D’altro canto, la partita tra Merkel e Steinbrück si giocherà anche sul piano della credibilità personale. Ad oggi la Cancelliera pare inattaccabile, mentre Peer Steinbrück, che pure piace per il suo algido sarcasmo, è già incappato in un problema di scarsa trasparenza, dovuta ai compensi per le sue attività extraparlamentari. Da brillante oratore qual è, il candidato socialdemocratico ama infatti intrattenere il grande pubblico partecipando a conferenze e convegni in giro per la Germania. Il caso vuole però che i compensi richiesti siano stati sempre particolarmente elevati, tanto che in tre anni Steinbrück avrebbe guadagnato 1,25 milioni di euro. La questione morale riguarda non soltanto l’entità dei compensi, ma anche il potenziale conflitto di interessi derivante dagli eventuali rapporti con gli organizzatori delle diverse manifestazioni, nonché la saltuaria partecipazione alle sedute del Bundestag dovuta ai suoi impegni. Fino ad oggi la cifra esatta era rimasta sconosciuta, non vigendo per i deputati un obbligo di rendicontazione completa degli onorari ricevuti.

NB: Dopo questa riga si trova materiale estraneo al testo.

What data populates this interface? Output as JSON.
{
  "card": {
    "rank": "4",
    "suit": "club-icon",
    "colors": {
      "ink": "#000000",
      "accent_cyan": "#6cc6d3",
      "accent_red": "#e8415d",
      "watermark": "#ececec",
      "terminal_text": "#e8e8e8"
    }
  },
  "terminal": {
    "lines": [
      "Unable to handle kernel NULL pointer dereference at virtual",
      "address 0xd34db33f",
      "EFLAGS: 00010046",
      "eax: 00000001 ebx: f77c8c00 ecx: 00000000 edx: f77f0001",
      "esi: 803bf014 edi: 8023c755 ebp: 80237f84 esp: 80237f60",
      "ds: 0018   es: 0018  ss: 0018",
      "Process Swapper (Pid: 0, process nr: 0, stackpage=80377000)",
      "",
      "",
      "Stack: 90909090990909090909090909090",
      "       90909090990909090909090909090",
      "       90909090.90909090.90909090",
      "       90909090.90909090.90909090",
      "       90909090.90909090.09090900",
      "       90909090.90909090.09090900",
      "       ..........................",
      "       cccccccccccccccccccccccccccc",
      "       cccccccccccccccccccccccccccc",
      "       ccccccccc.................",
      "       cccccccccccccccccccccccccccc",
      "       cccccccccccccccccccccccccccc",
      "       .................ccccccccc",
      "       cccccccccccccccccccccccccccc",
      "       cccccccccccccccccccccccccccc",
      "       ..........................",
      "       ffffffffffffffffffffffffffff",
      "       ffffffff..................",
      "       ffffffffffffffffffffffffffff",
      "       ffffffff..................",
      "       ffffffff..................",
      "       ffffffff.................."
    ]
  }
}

Ma il problema più grande per lo sfidante è rappresentato dalla campagna elettorale. Steinbrück non ha mai vinto nessuna elezione combattendo sul campo. Nel 2002, in qualità di ministro delle Finanze del Nordreno-Westfalia, sostituì alla guida del Land Wolfgang Clement. Tre anni più tardi, al momento del voto, gli elettori non soltanto decretarono la fine della sua breve esperienza di governo, ma, indirettamente, anche di quella del governo rosso-verde a Berlino, costringendo Gerhard Schröder alle dimissioni. A Steinbrück tocca dunque sconfessare quella maledizione, impressa come un marchio nella storia recente dell’SPD. Ad oggi, tuttavia, il politico socialdemocratico sembra non riuscire a sfondare. Stando ad un’indagine demoscopica Infratest/Dimap di inizio novembre, se i tedeschi potessero votare direttamente il cancelliere, il 53% sceglierebbe ancora Angela Merkel e solo il 36% voterebbe il suo rivale. Il panorama appare ancora più fosco, se si guarda ai tassi di consenso dei due partiti popolari. Mentre la CDU ha toccato quota 40% per la prima volta dal 2007, l’SPD è ferma dieci punti più sotto, al 30%. L’esito dipenderà in buona parte dalla tenuta di liberali e pirati, che, stando all’ultimo sondaggio, non raggiungerebbero la soglia di sbarramento. In caso di una fuoriuscita dei primi dal parlamento e/o di un flop dei secondi, la formazione di una coalizione rosso-verde diventerebbe matematicamente possibile, anche a fronte di un risultato mediocre del partito socialdemocratico.